Director Madeline Sayet keeps the pacing brisk and encourages her actors to use the full space. The cast plays to all directions, which connects the action to the audience.

Highlights of the show included the gymnastic wrestling contest between Orlando (Fayle) and Charles (Rashoyan); the ludicrously beautiful facial expressions of actress Bi Jean Ngo; the combined energy of the troupe; the cleverly made trees of Arden; and all those glorious words. If not for Shakespeare’s turns of phrases and rhythmic patterns, his 400-year-old plays would just be old dusty scripts. For instance, Rosalind’s advice on love to Phebe is simply beautiful and timeless.

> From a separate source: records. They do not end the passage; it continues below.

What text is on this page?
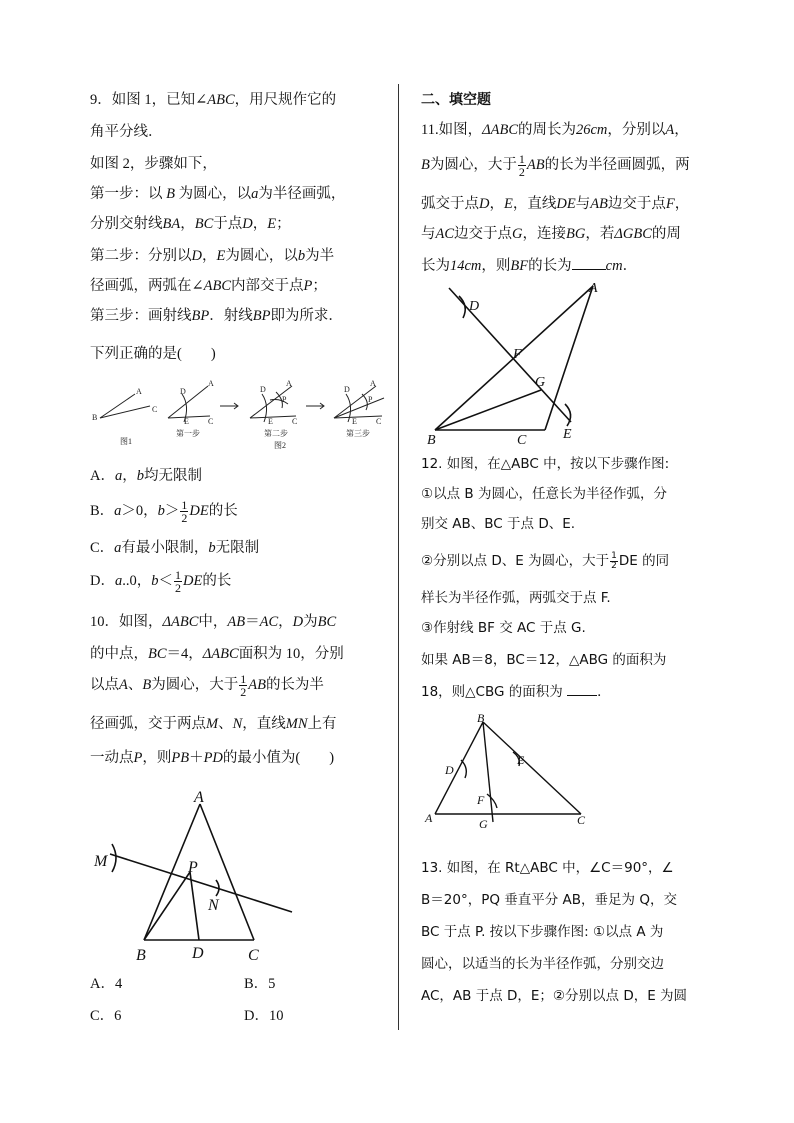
9．如图 1，已知∠ABC，用尺规作它的
角平分线．
如图 2，步骤如下，
第一步：以 B 为圆心，以a为半径画弧，
分别交射线BA，BC于点D，E；
第二步：分别以D，E为圆心，以b为半
径画弧，两弧在∠ABC内部交于点P；
第三步：画射线BP．射线BP即为所求．
下列正确的是(　　)
B
A
C
图1
D
A
E C
第一步
D
A
P
E C
第二步
图2
D
A
P
E C
第三步
A．a，b均无限制
B．a＞0，$b> \frac{1}{2}$ DE的长
C．a有最小限制，b无限制
D．a..0，$b< \frac{1}{2}$ DE的长
10．如图，ΔABC中，AB＝AC，D为BC
的中点，BC＝4，ΔABC面积为 10，分别
以点A、B为圆心，大于 $\frac{1}{2}$ AB的长为半
径画弧，交于两点M、N，直线MN上有
一动点P，则PB＋PD的最小值为(　　)
A
B	D	C
M	P
N
A．4	B．5
C．6	D．10
二、填空题
11.如图，ΔABC的周长为26cm，分别以A，
B为圆心，大于 $\frac{1}{2}$ AB的长为半径画圆弧，两
弧交于点D，E，直线DE与AB边交于点F，
与AC边交于点G，连接BG，若ΔGBC的周
长为14cm，则BF的长为 cm．
A
B	C
D
E
F
G
12. 如图，在△ABC 中，按以下步骤作图:
①以点 B 为圆心，任意长为半径作弧，分
别交 AB、BC 于点 D、E.
②分别以点 D、E 为圆心，大于 $\frac{1}{2}$ DE 的同
样长为半径作弧，两弧交于点 F.
③作射线 BF 交 AC 于点 G.
如果 AB＝8，BC＝12，△ABG 的面积为
18，则△CBG 的面积为 ．
B
A	C
D
E
F
G
13. 如图，在 Rt△ABC 中，∠C＝90°，∠
B＝20°，PQ 垂直平分 AB，垂足为 Q，交
BC 于点 P. 按以下步骤作图: ①以点 A 为
圆心，以适当的长为半径作弧，分别交边
AC，AB 于点 D，E；②分别以点 D，E 为圆
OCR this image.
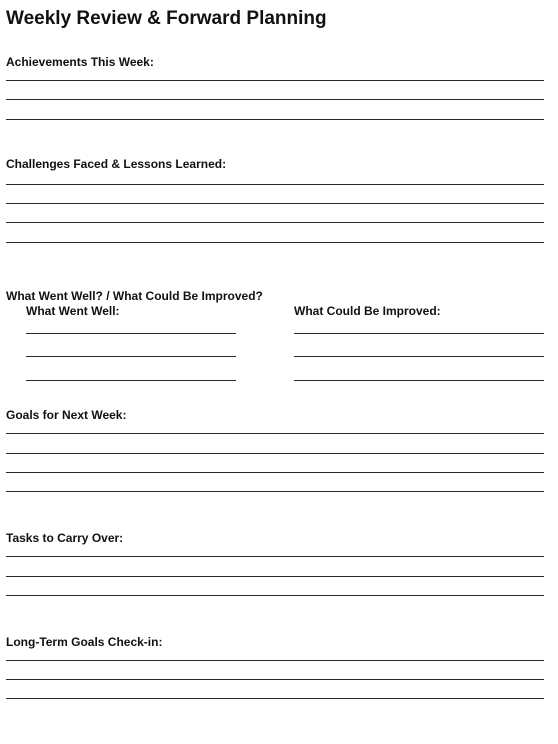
Weekly Review & Forward Planning
Achievements This Week:
Challenges Faced & Lessons Learned:
What Went Well? / What Could Be Improved?
What Went Well:	What Could Be Improved:
Goals for Next Week:
Tasks to Carry Over:
Long-Term Goals Check-in:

If, as Rosalind says, “Love is merely a madness,” then I hope newcomers to The Bard fall madly in love with his works, starting with Delaware Shakespeare’s As You Like It.

The autumn Community Tour of As You Like It takes place in venues throughout Delaware from October 25 through November 12. Performances at Baylor Women’s Correctional Institution, Howard R. Young Correctional Institution and Ferris School for Boys are not open to the public. Admission is free with RSVP at info@delshakes.org or 302.415.3373. 

There will also be three ticketed performances ($15-$100) from November 10-12 at OperaDelaware Studios.